Il est néanmoins utile, comme dans une vente aux enchères, d'avoir à l'avance une idée décente du résultat. Qu'est-ce qui peut être considéré comme un retour fructueux ? L'ambition, à ce stade, est pour moi pragmatique. J'ai besoin de bonnes critiques ou d'un prix pour gagner une ou deux années de grâce, d'invitations aux festivals littéraires, afin d'augmenter mes chances de décrocher un nouveau contrat. J'ai besoin, tout simplement, d'un peu d'éloges pour continuer à écrire, à me considérer comme un écrivain. Peu de chose, en somme, si toutefois je suis bien écrivain. Dans le cas contraire, il ne manque pas de monde pour opiner ici et là.

« On touche le fond » affirme dans sa critique un lecteur sur le site d'Amazon. Le même qui vient également de donner son avis sur le dernier modèle de fer à repasser Philips « Le must du must ».

Qu'attends-je exactement de mes lecteurs ?

Je me souviens d'une émission de Radio 4, Loose Ends, animée par Ned Sherrin, à laquelle participaient l'écrivain américain Garrison Keillor et Stephen Fry, lequel essayait de se faire mousser en moquant l'ennui des séances de dédicace. Keillor l'avait coupé « Je me lève et j'embrasse chacun de mes lecteurs ». Fry en avait eu la chique coupée, et profitant du silence, Keillor avait expliqué que les écrivains ne s'estimaient satisfaits qu'après qu'on leur eût dit « Lêve-toi, ô Soleil, que nous suivions tes pas ».

Si l'on ne peut susciter l'absolue dévotion, alors mieux vaut n'entendre que le silence. Les critiques littéraires dans les journaux sont le premier objectif, puis les prix, ou peut-être l'inverse. Peu importe, encore que les uns impliquent toujours les autres.

Pour ce qui est des prix, toutefois, le premier défi est d'arriver à placer mon roman parmi la sélection.

Les éditeurs ne mettent en avant qu'un nombre limité de livres pour chaque prix. Cette année, j'ai rencontré une écrivain dont le contrat comportait une clause obligeant son éditeur à la présenter aux prix. Tant mieux pour elle, mais combien de romanciers insistent pour obtenir ces clauses ? Quelques-uns des prix les plus importants sont fermés avant même d'être ouverts.

Qu'en est-il alors des critiques ? Depuis 1996, la place qui leur est consacrée dans les journaux s'est considérablement réduite. Elles sont non seulement plus rares, mais aussi plus courtes. Ce qui ne les rend pas moins émotionellement éprouvantes à lire.
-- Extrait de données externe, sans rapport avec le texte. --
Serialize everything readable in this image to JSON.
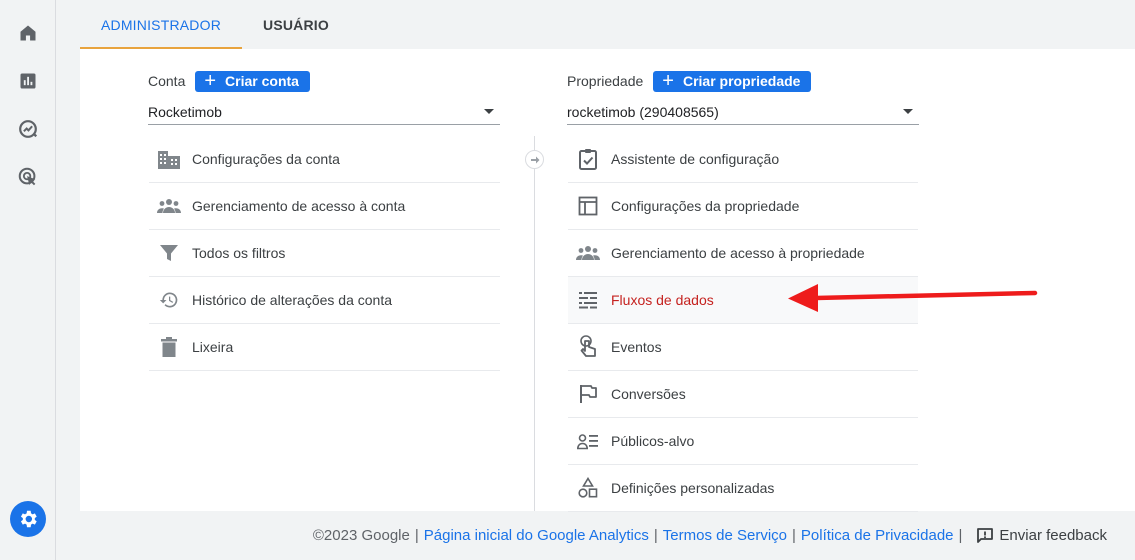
{
  "tabs": [
    {
      "label": "ADMINISTRADOR",
      "active": true
    },
    {
      "label": "USUÁRIO",
      "active": false
    }
  ],
  "account": {
    "label": "Conta",
    "create_label": "Criar conta",
    "selected": "Rocketimob",
    "items": [
      {
        "label": "Configurações da conta",
        "icon": "building-icon"
      },
      {
        "label": "Gerenciamento de acesso à conta",
        "icon": "people-icon"
      },
      {
        "label": "Todos os filtros",
        "icon": "filter-icon"
      },
      {
        "label": "Histórico de alterações da conta",
        "icon": "history-icon"
      },
      {
        "label": "Lixeira",
        "icon": "trash-icon"
      }
    ]
  },
  "property": {
    "label": "Propriedade",
    "create_label": "Criar propriedade",
    "selected": "rocketimob (290408565)",
    "items": [
      {
        "label": "Assistente de configuração",
        "icon": "clipboard-check-icon"
      },
      {
        "label": "Configurações da propriedade",
        "icon": "layout-icon"
      },
      {
        "label": "Gerenciamento de acesso à propriedade",
        "icon": "people-icon"
      },
      {
        "label": "Fluxos de dados",
        "icon": "data-streams-icon",
        "highlighted": true
      },
      {
        "label": "Eventos",
        "icon": "touch-icon"
      },
      {
        "label": "Conversões",
        "icon": "flag-icon"
      },
      {
        "label": "Públicos-alvo",
        "icon": "audience-icon"
      },
      {
        "label": "Definições personalizadas",
        "icon": "shapes-icon"
      }
    ]
  },
  "footer": {
    "copyright": "©2023 Google",
    "links": [
      "Página inicial do Google Analytics",
      "Termos de Serviço",
      "Política de Privacidade"
    ],
    "feedback": "Enviar feedback"
  },
  "colors": {
    "accent": "#1a73e8",
    "highlight_text": "#c5221f",
    "annotation_arrow": "#ee1c1c",
    "tab_indicator": "#e8a33d"
  }
}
Le secret, avec les critiques, c'est de les lire entièrement, ou pas du tout. Il faut suivre le critique dans ce qu'il essaie de dire, même si le tarif qu'on les paie pour écrire 150 mots ne les incite pas à lire vraiment les livres qu'ils commentent. Décortiquez-les attentivement, car pour chaque « impressionnant » (Financial Times) vous trouverez un « plat » (Observer). Je peux être d'accord, ou pas, mais jamais indifférent.

Dans les festivals littéraires, quel que soit l'avis des critiques, je parle de Lazare est Mort comme si il répondait exactement à ce que j'espérais en faire. Quand j'évoque mon livre dans le cadre de la promotion, je suis coincé entre demi-mensonges et fausses certitudes. Pourquoi avez vous écrit ce livre ? êtes vous chrétien ? Lazare a-t-il vraiment existé ? Je ne sais pas, mais j'invente des réponses pour remplir mon contrat. Je parle sous des chapiteaux dépourvus de chaises, pour un public aussi clairsemé que la pelouse humide. Faire la promo d'un livre sans public relève de préoccupations existentielles.
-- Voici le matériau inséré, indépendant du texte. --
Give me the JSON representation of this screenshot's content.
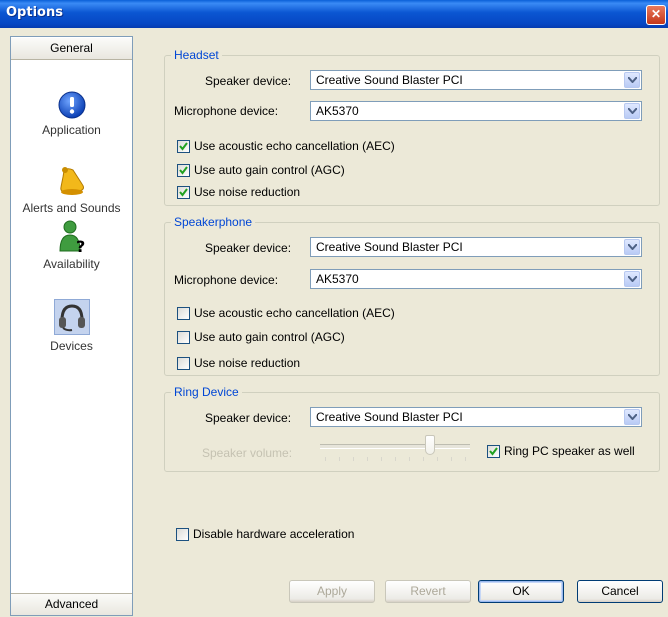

Pour un temps, c'est vrai, je perds toute perspective. Des revers qui sont pour moi une injustice cruelle sont pour d'autres, parmi lesquels mon agent et mes éditeurs, la façon dont va le monde. Les aléas du travail.

Quand l'intérêt pour le livre s'émousse, inéluctablement, on se sent mis à l'écart. Inutile, sans autre chose à faire que traîner sur les banc des parcs publics. Heureusement, c'est là que la vie de l'écrivain peut enfin reprendre son fil ¨C celui de l'écriture. Rien n'est plus évident que la nécessité d'écrire un autre livre, avec l'espoir qu'il sera le prochain best-sellers surprise.
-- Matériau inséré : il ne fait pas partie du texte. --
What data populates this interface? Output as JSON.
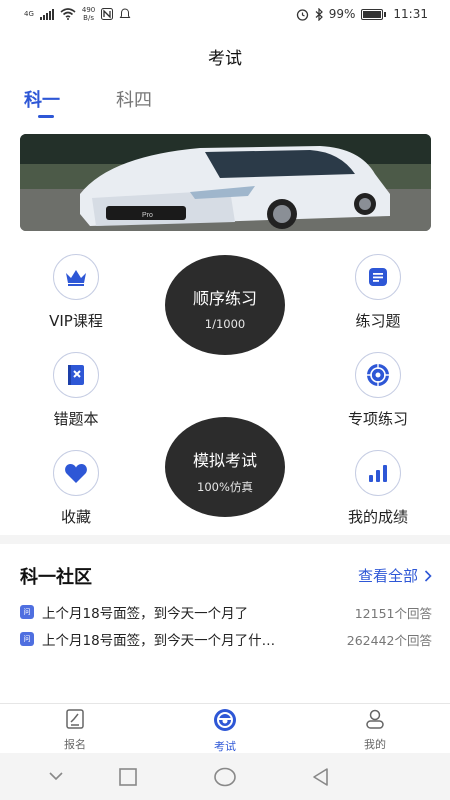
{
  "status_bar": {
    "network": "4G",
    "speed": "490\nB/s",
    "speed_value": "490",
    "speed_unit": "B/s",
    "battery": "99%",
    "time": "11:31",
    "battery_level": 0.99
  },
  "header": {
    "title": "考试"
  },
  "tabs": [
    {
      "label": "科一",
      "active": true
    },
    {
      "label": "科四",
      "active": false
    }
  ],
  "banner": {
    "plate_text": "Pro"
  },
  "features": {
    "vip": {
      "label": "VIP课程",
      "icon": "crown-icon"
    },
    "practice": {
      "label": "练习题",
      "icon": "document-icon"
    },
    "wrong": {
      "label": "错题本",
      "icon": "notebook-x-icon"
    },
    "special": {
      "label": "专项练习",
      "icon": "target-icon"
    },
    "favorite": {
      "label": "收藏",
      "icon": "heart-icon"
    },
    "score": {
      "label": "我的成绩",
      "icon": "bar-chart-icon"
    }
  },
  "sequence": {
    "title": "顺序练习",
    "progress": "1/1000"
  },
  "mock": {
    "title": "模拟考试",
    "subtitle": "100%仿真"
  },
  "community": {
    "title": "科一社区",
    "view_all": "查看全部",
    "questions": [
      {
        "badge": "问",
        "text": "上个月18号面签，到今天一个月了",
        "count": "12151个回答"
      },
      {
        "badge": "问",
        "text": "上个月18号面签，到今天一个月了什…",
        "count": "262442个回答"
      }
    ]
  },
  "bottom_nav": [
    {
      "label": "报名",
      "icon": "register-icon",
      "active": false
    },
    {
      "label": "考试",
      "icon": "steering-wheel-icon",
      "active": true
    },
    {
      "label": "我的",
      "icon": "user-icon",
      "active": false
    }
  ],
  "colors": {
    "accent": "#2e57d6",
    "dark_circle": "#2c2c2c"
  }
}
Le business de la publication peut donner aux auteurs l'impression fausse qu'écrire n'est pas le seul travail des écrivains. Comme si passer à la radio était effectivement écrire. Quand je me sens par trop embringué par l'industrie, je me remémore cette phrase de Naomi Klein « quand la connaissance des marques est le but ultime de chacun, la répétition et la visibilité sont les seules véritables mesures du succès ».

Si la visibilité devient la mesure du succès des écrivains, c'est que quelque chose ne tourne pas rond. Piégés dans l'industrie du biscuit, l'écrivain, si ce n'est même l'écriture, deviennent eux-mêmes biscuit.

Une chose est sûre. Écrire, faire vivre le texte, voilà tout. Rien d'autre ne peut être maîtrisé ¨C le marketing, la pub, les ventes ¨C qu'importe. Rien d'autre n'est important.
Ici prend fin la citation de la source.